The market’s failure overnight to sustain Thur/Fri losses below Wed’s 1285 corrective high confirms a bullish divergence in momentum. Regardless of whether or not this mo failure identifies Fri’s 1262.8 low as the end of a 5-wave Elliott sequence or not from 08-Sep’s 1362.4 high is less important then the fact that the market now needs to break that 1262.8 low to mitigate any interim base/reversal-threat condition and reinstate the slide. in this regard that 1262.8 low becomes our new short-term risk parameter from which non-bearish decisions like short-covers and cautious bearish punts can be objectively based and managed by shorter-term traders with tighter risk profiles.
The Fibonacci fact that Fri’s 1262.8 low was only about a nickel away from the (1262.2) 61.8% retrace of Jul-Sep’s 1204 – 1362.4 rally on a daily log scale basis above would seem to reinforce the prospects for at least an interim corrective rebound against the recent Sep-Oct slide. This said however, the still-frothy 90% reading in our RJO Bullish Sentiment Index of the hot Managed Money positions reportable to the CFTC remains as a weight against the bull given its clear rejection of the extreme upper recesses of the past year’s range and failure to sustain gains above key former 1298-area resistance-turned-support.
These issues considered, we believe an interim rebound has been exposed, but only a corrective one against the Sep-Oct downtrend that should ultimately not surprise by its resumption. While Fri’s 1262.8 low remains intact as an interim low and support ahead of a corrective hiccup, shorter-term traders are advised to use this 1262.8 low as a short-term risk parameter from which to base non-bearish decisions like short-covers ahead of resetting this bearish exposure from a preferred risk/reward condition. The extent of such an interim corrective rebound is indeterminable.
From a shorter-term perspective the technical construct and expectations for silver are virtually identical to those detailed above in gold following overnight’s bullish divergence in short-term mo above Wed’s 16.92 minor corrective high detailed in the 240-min chart below. this mo failure leaves Fri’s 16.345 low in its wake as one of developing importance and new short-term risk parameter from which non-bearish decisions like short-covers can be objectively based and managed.
The fact that Fri’s low was the exact 61.8% retrace of Jul-Sep’s 15.145 – 18.29 rally on a daily linear scale above would seem to reinforce this call for at least an interim corrective rebound as does the relatively historically low level (36%) in the Bullish Consensus (marketvane.net) measure of market sentiment shown in the weekly log chart below. A still-frothy reading in our RJO Bullish Sentiment Index counters and confounds the current contrary opinion analysis. Furthermore, the market’s position in the middle of the past year’s 18.65 – 15.14-range must be taken as a warning of increased odds of aimless whipsaw risk that we always believe warrants a more conservative approach to risk assumption.

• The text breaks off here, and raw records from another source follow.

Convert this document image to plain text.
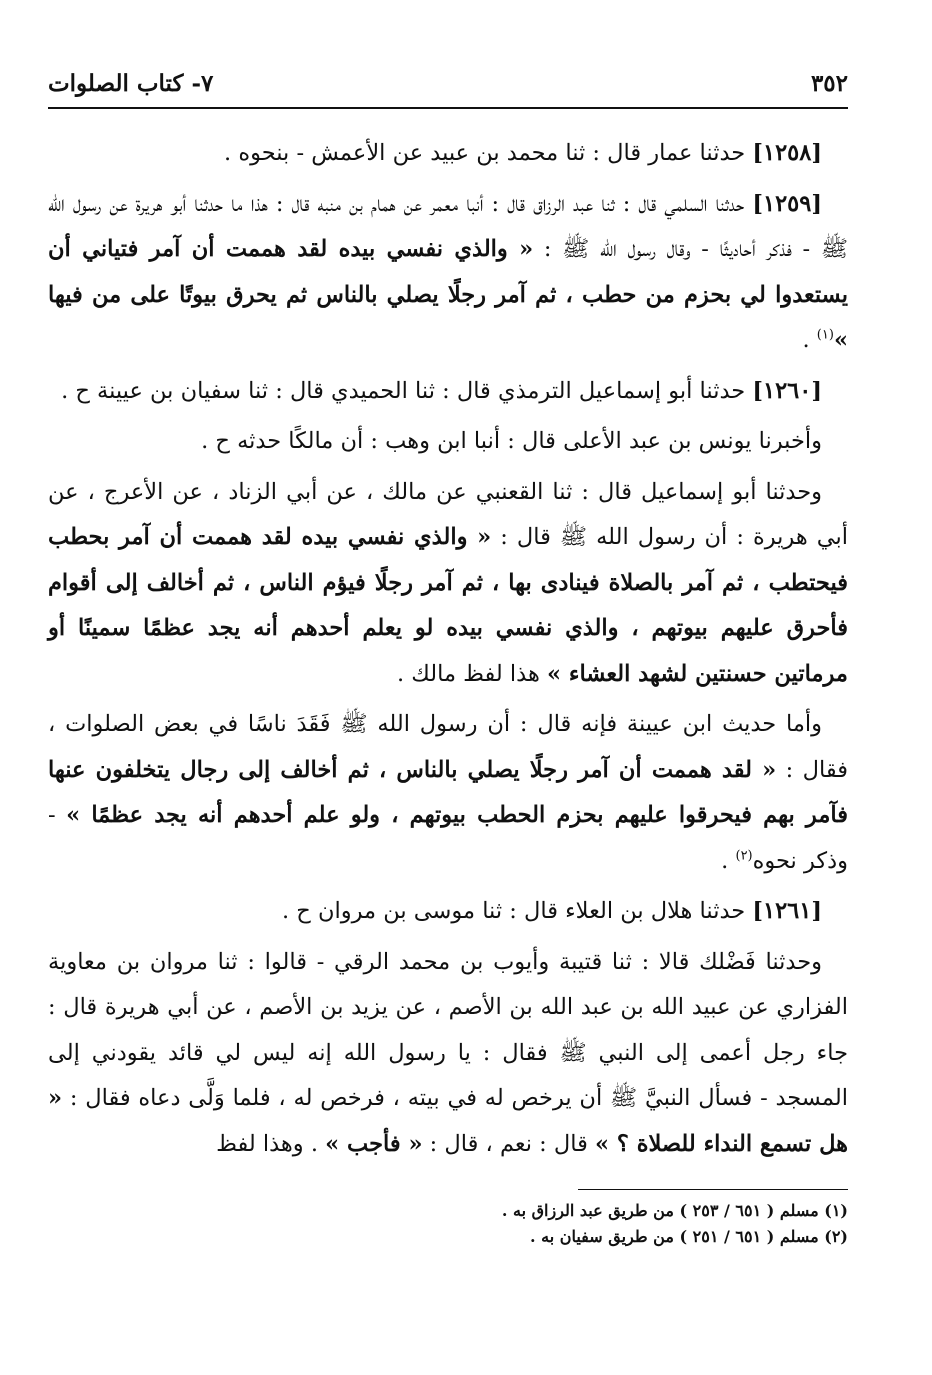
٣٥٢
٧- كتاب الصلوات

[١٢٥٨] حدثنا عمار قال : ثنا محمد بن عبيد عن الأعمش - بنحوه .

[١٢٥٩] حدثنا السلمي قال : ثنا عبد الرزاق قال : أنبا معمر عن همام بن منبه قال : هذا ما حدثنا أبو هريرة عن رسول الله ﷺ - فذكر أحاديثًا - وقال رسول الله ﷺ : « والذي نفسي بيده لقد هممت أن آمر فتياني أن يستعدوا لي بحزم من حطب ، ثم آمر رجلًا يصلي بالناس ثم يحرق بيوتًا على من فيها »$^{(١)}$ .

[١٢٦٠] حدثنا أبو إسماعيل الترمذي قال : ثنا الحميدي قال : ثنا سفيان بن عيينة ح .

وأخبرنا يونس بن عبد الأعلى قال : أنبا ابن وهب : أن مالكًا حدثه ح .

وحدثنا أبو إسماعيل قال : ثنا القعنبي عن مالك ، عن أبي الزناد ، عن الأعرج ، عن أبي هريرة : أن رسول الله ﷺ قال : « والذي نفسي بيده لقد هممت أن آمر بحطب فيحتطب ، ثم آمر بالصلاة فينادى بها ، ثم آمر رجلًا فيؤم الناس ، ثم أخالف إلى أقوام فأحرق عليهم بيوتهم ، والذي نفسي بيده لو يعلم أحدهم أنه يجد عظمًا سمينًا أو مرماتين حسنتين لشهد العشاء » هذا لفظ مالك .

وأما حديث ابن عيينة فإنه قال : أن رسول الله ﷺ فَقَدَ ناسًا في بعض الصلوات ، فقال : « لقد هممت أن آمر رجلًا يصلي بالناس ، ثم أخالف إلى رجال يتخلفون عنها فآمر بهم فيحرقوا عليهم بحزم الحطب بيوتهم ، ولو علم أحدهم أنه يجد عظمًا » - وذكر نحوه$^{(٢)}$ .

[١٢٦١] حدثنا هلال بن العلاء قال : ثنا موسى بن مروان ح .

وحدثنا فَضْلك قالا : ثنا قتيبة وأيوب بن محمد الرقي - قالوا : ثنا مروان بن معاوية الفزاري عن عبيد الله بن عبد الله بن الأصم ، عن يزيد بن الأصم ، عن أبي هريرة قال : جاء رجل أعمى إلى النبي ﷺ فقال : يا رسول الله إنه ليس لي قائد يقودني إلى المسجد - فسأل النبيَّ ﷺ أن يرخص له في بيته ، فرخص له ، فلما وَلَّى دعاه فقال : « هل تسمع النداء للصلاة ؟ » قال : نعم ، قال : « فأجب » . وهذا لفظ

(١) مسلم ( ٦٥١ / ٢٥٣ ) من طريق عبد الرزاق به .
(٢) مسلم ( ٦٥١ / ٢٥١ ) من طريق سفيان به .
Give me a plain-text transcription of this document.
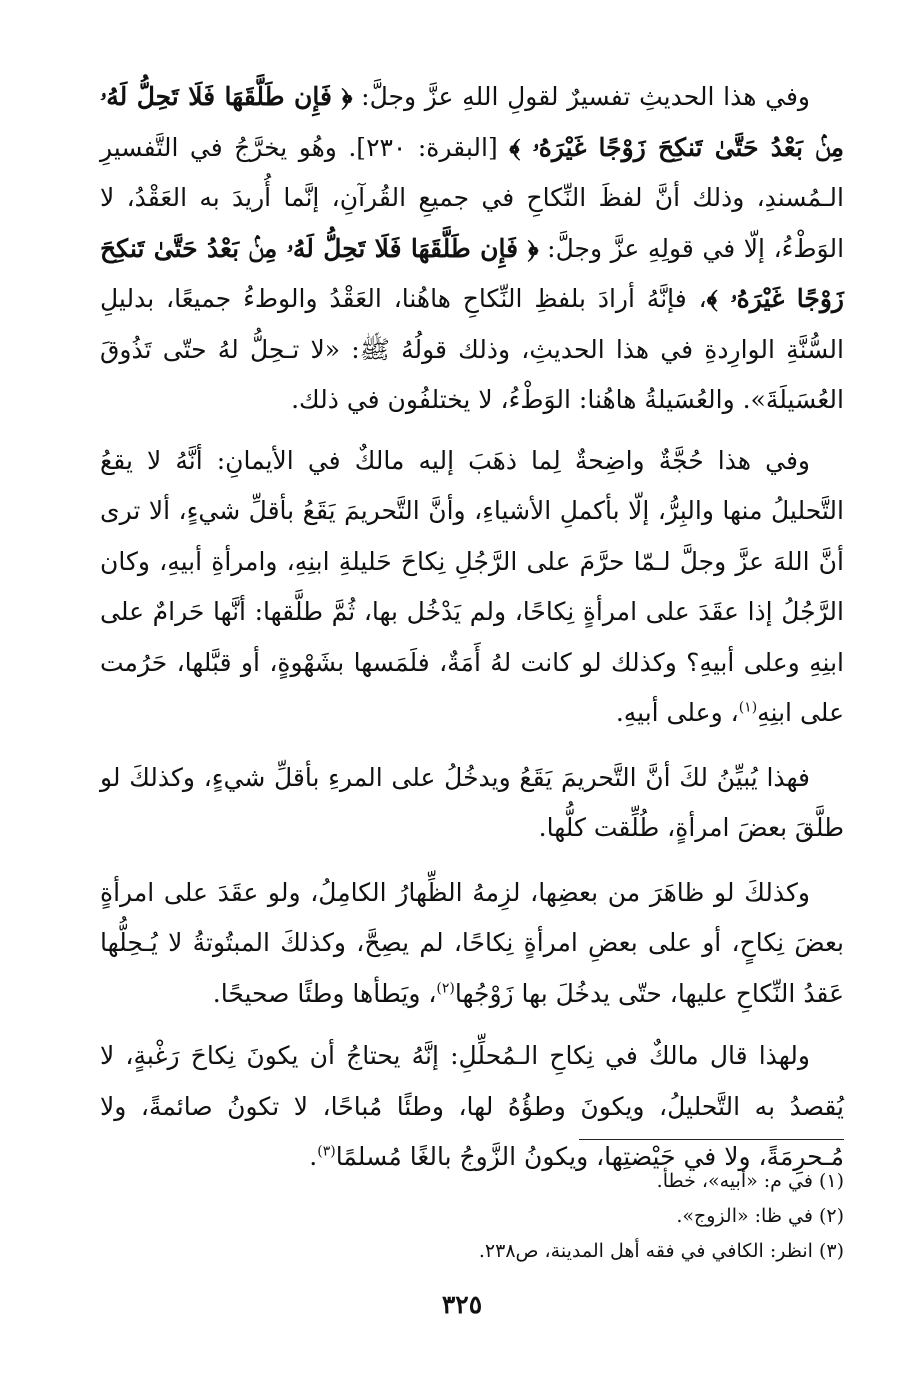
وفي هذا الحديثِ تفسيرٌ لقولِ اللهِ عزَّ وجلَّ: ﴿ فَإِن طَلَّقَهَا فَلَا تَحِلُّ لَهُۥ مِنۢ بَعْدُ حَتَّىٰ تَنكِحَ زَوْجًا غَيْرَهُۥ ﴾ [البقرة: ٢٣٠]. وهُو يخرَّجُ في التَّفسيرِ الـمُسندِ، وذلك أنَّ لفظَ النِّكاحِ في جميعِ القُرآنِ، إنَّما أُريدَ به العَقْدُ، لا الوَطْءُ، إلّا في قولِهِ عزَّ وجلَّ: ﴿ فَإِن طَلَّقَهَا فَلَا تَحِلُّ لَهُۥ مِنۢ بَعْدُ حَتَّىٰ تَنكِحَ زَوْجًا غَيْرَهُۥ ﴾، فإنَّهُ أرادَ بلفظِ النِّكاحِ هاهُنا، العَقْدُ والوطءُ جميعًا، بدليلِ السُّنَّةِ الوارِدةِ في هذا الحديثِ، وذلك قولُهُ ﷺ: «لا تـحِلُّ لهُ حتّى تَذُوقَ العُسَيلَةَ». والعُسَيلةُ هاهُنا: الوَطْءُ، لا يختلفُون في ذلك.

وفي هذا حُجَّةٌ واضِحةٌ لِما ذهَبَ إليه مالكٌ في الأيمانِ: أنَّهُ لا يقعُ التَّحليلُ منها والبِرُّ، إلّا بأكملِ الأشياءِ، وأنَّ التَّحريمَ يَقَعُ بأقلِّ شيءٍ، ألا ترى أنَّ اللهَ عزَّ وجلَّ لـمّا حرَّمَ على الرَّجُلِ نِكاحَ حَليلةِ ابنِهِ، وامرأةِ أبيهِ، وكان الرَّجُلُ إذا عقَدَ على امرأةٍ نِكاحًا، ولم يَدْخُل بها، ثُمَّ طلَّقها: أنَّها حَرامٌ على ابنِهِ وعلى أبيهِ؟ وكذلك لو كانت لهُ أَمَةٌ، فلَمَسها بشَهْوةٍ، أو قبَّلها، حَرُمت على ابنِهِ$^{(١)}$، وعلى أبيهِ.

فهذا يُبيِّنُ لكَ أنَّ التَّحريمَ يَقَعُ ويدخُلُ على المرءِ بأقلِّ شيءٍ، وكذلكَ لو طلَّقَ بعضَ امرأةٍ، طُلِّقت كلُّها.

وكذلكَ لو ظاهَرَ من بعضِها، لزِمهُ الظِّهارُ الكامِلُ، ولو عقَدَ على امرأةٍ بعضَ نِكاحٍ، أو على بعضِ امرأةٍ نِكاحًا، لم يصِحَّ، وكذلكَ المبتُوتةُ لا يُـحِلُّها عَقدُ النِّكاحِ عليها، حتّى يدخُلَ بها زَوْجُها$^{(٢)}$، ويَطأها وطئًا صحيحًا.

ولهذا قال مالكٌ في نِكاحِ الـمُحلِّلِ: إنَّهُ يحتاجُ أن يكونَ نِكاحَ رَغْبةٍ، لا يُقصدُ به التَّحليلُ، ويكونَ وطؤُهُ لها، وطئًا مُباحًا، لا تكونُ صائمةً، ولا مُـحرِمَةً، ولا في حَيْضتِها، ويكونُ الزَّوجُ بالغًا مُسلمًا$^{(٣)}$.

(١) في م: «أبيه»، خطأ.

(٢) في ظا: «الزوج».

(٣) انظر: الكافي في فقه أهل المدينة، ص٢٣٨.

٣٢٥
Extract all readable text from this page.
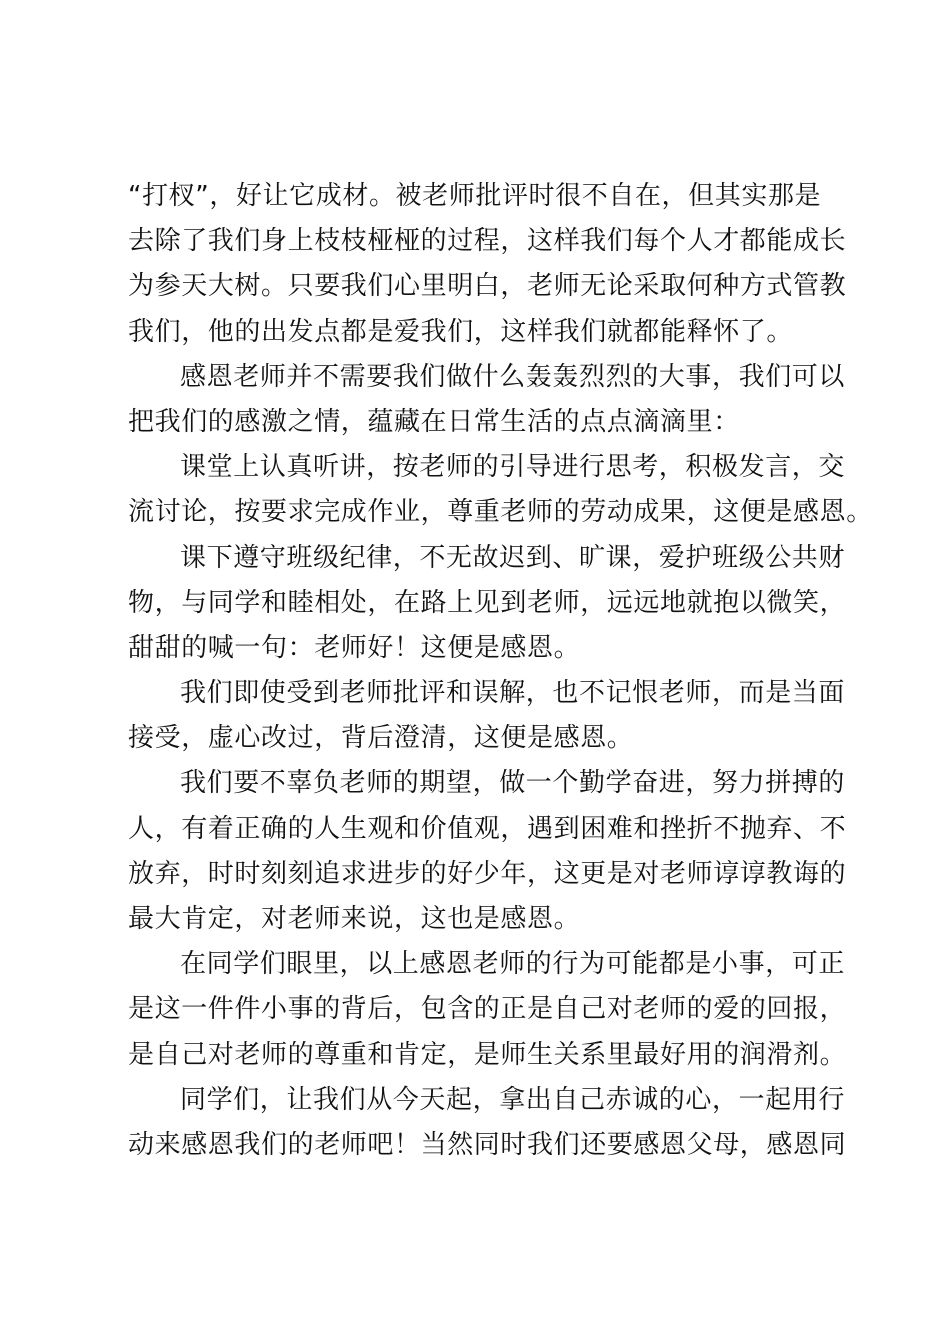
“打杈”，好让它成材。被老师批评时很不自在，但其实那是
去除了我们身上枝枝桠桠的过程，这样我们每个人才都能成长
为参天大树。只要我们心里明白，老师无论采取何种方式管教
我们，他的出发点都是爱我们，这样我们就都能释怀了。
感恩老师并不需要我们做什么轰轰烈烈的大事，我们可以
把我们的感激之情，蕴藏在日常生活的点点滴滴里：
课堂上认真听讲，按老师的引导进行思考，积极发言，交
流讨论，按要求完成作业，尊重老师的劳动成果，这便是感恩。
课下遵守班级纪律，不无故迟到、旷课，爱护班级公共财
物，与同学和睦相处，在路上见到老师，远远地就抱以微笑，
甜甜的喊一句：老师好！这便是感恩。
我们即使受到老师批评和误解，也不记恨老师，而是当面
接受，虚心改过，背后澄清，这便是感恩。
我们要不辜负老师的期望，做一个勤学奋进，努力拼搏的
人，有着正确的人生观和价值观，遇到困难和挫折不抛弃、不
放弃，时时刻刻追求进步的好少年，这更是对老师谆谆教诲的
最大肯定，对老师来说，这也是感恩。
在同学们眼里，以上感恩老师的行为可能都是小事，可正
是这一件件小事的背后，包含的正是自己对老师的爱的回报，
是自己对老师的尊重和肯定，是师生关系里最好用的润滑剂。
同学们，让我们从今天起，拿出自己赤诚的心，一起用行
动来感恩我们的老师吧！当然同时我们还要感恩父母，感恩同
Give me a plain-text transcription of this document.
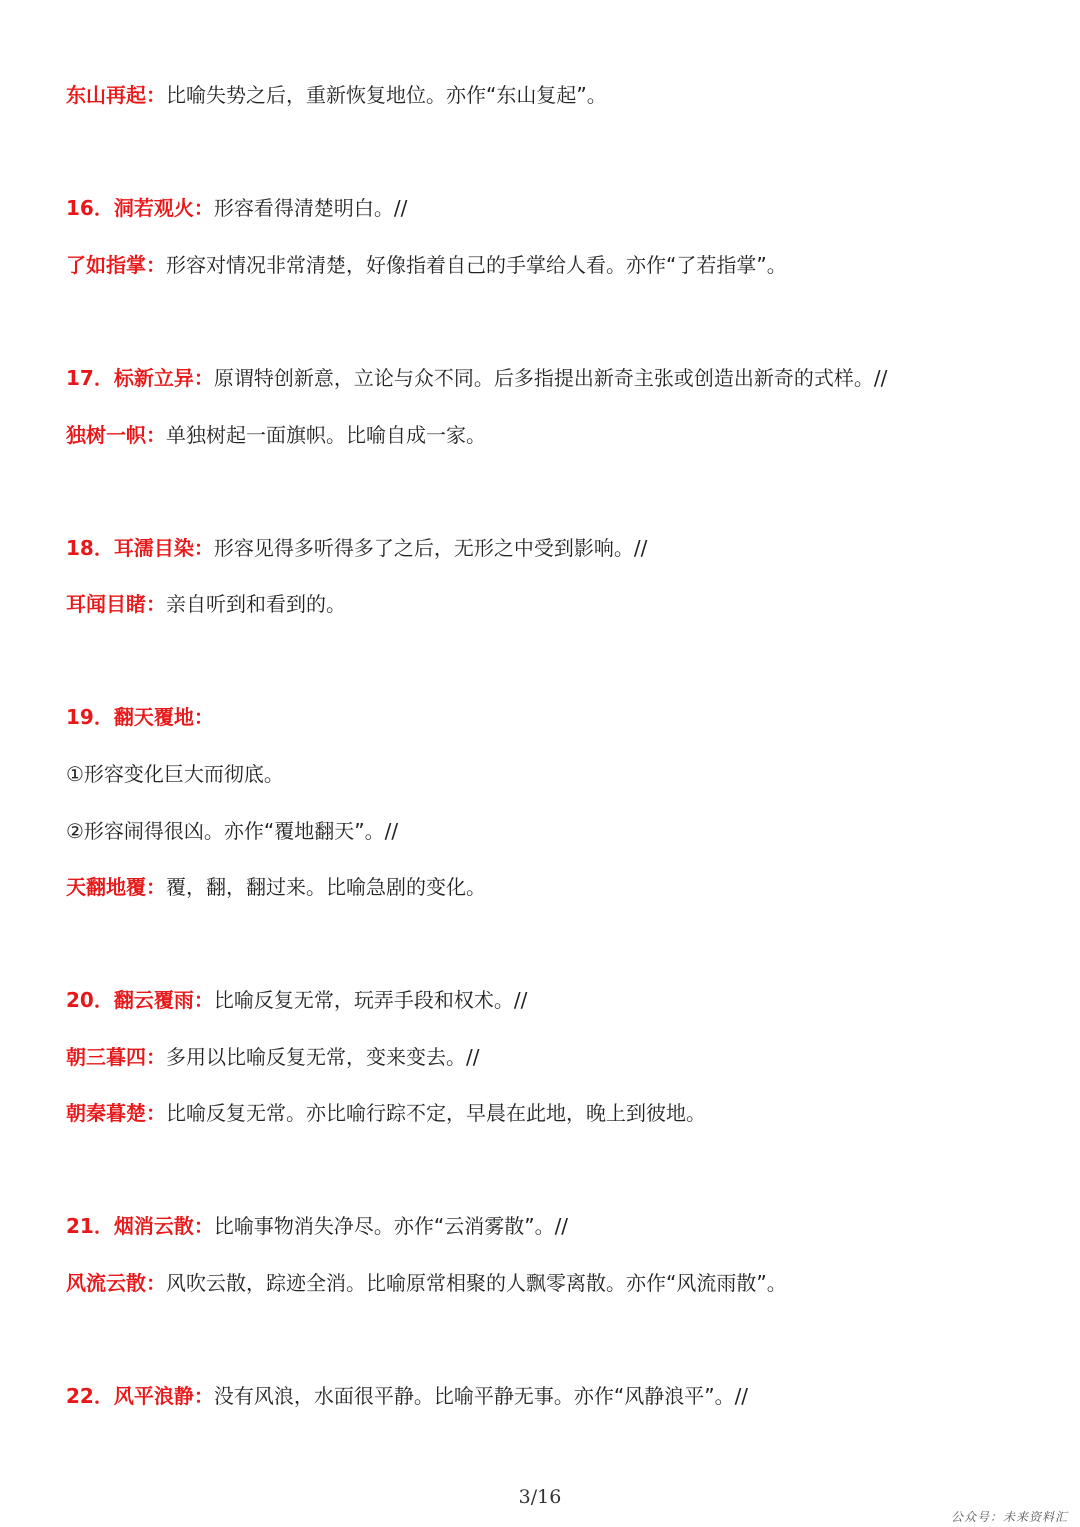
东山再起：比喻失势之后，重新恢复地位。亦作“东山复起”。
16．洞若观火：形容看得清楚明白。//
了如指掌：形容对情况非常清楚，好像指着自己的手掌给人看。亦作“了若指掌”。
17．标新立异：原谓特创新意，立论与众不同。后多指提出新奇主张或创造出新奇的式样。//
独树一帜：单独树起一面旗帜。比喻自成一家。
18．耳濡目染：形容见得多听得多了之后，无形之中受到影响。//
耳闻目睹：亲自听到和看到的。
19．翻天覆地：
①形容变化巨大而彻底。
②形容闹得很凶。亦作“覆地翻天”。//
天翻地覆：覆，翻，翻过来。比喻急剧的变化。
20．翻云覆雨：比喻反复无常，玩弄手段和权术。//
朝三暮四：多用以比喻反复无常，变来变去。//
朝秦暮楚：比喻反复无常。亦比喻行踪不定，早晨在此地，晚上到彼地。
21．烟消云散：比喻事物消失净尽。亦作“云消雾散”。//
风流云散：风吹云散，踪迹全消。比喻原常相聚的人飘零离散。亦作“风流雨散”。
22．风平浪静：没有风浪，水面很平静。比喻平静无事。亦作“风静浪平”。//
3/16
公众号：未来资料汇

These issues considered, shorter-term traders are advised to move to a neutral/sideline position in order to circumvent the heights unknown of a suspected, interim corrective rebound. Longer-term players are advised to pare bearish exposure to more conservative levels with a recovery above 08-Sep’s 18.29 high and key long-term risk parameter required to negate a bearish policy altogether.
Given the more typical inverse correlation between gold and the USD, shorter-term traders of the USD Index are advised to consider Wed’s 93.25 corrective low as our new short-term risk parameter to a still-advised bullish policy in the Index. The market’s failure to sustain gains above this corrective low will not negate what we believe is a much larger-degree correction or reversal higher as discussed in recent blogs, but it will stem at least the intermediate-term uptrend and expose an interim correction lower similar to the corrective rebounds discussed for gold and silver above.
From a long-term perspective we still believe the combination of:
- a confirmed bullish divergence in WEEKLY momentum
- an arguably complete 5-wave Elliott sequence down from Jan’s 103.82 high and
- the lowest bullish sentiment accorded the USD in three years
warns of a major correction of this year’s decline that could span 3-to-5 months and produce Index levels in the 97-to-100-range.
In sum, a bullish policy remains advised with a failure below 93.25 required for shorter-term traders to move to the sidelines to circumvent the depths unknown of what we’d expect to be just an interim corrective setback. A failure below 08-Sep’s 91.01 low and key risk parameter remains required to negate this longer-term bullish count altogether to the point of defensive measures by long-term players.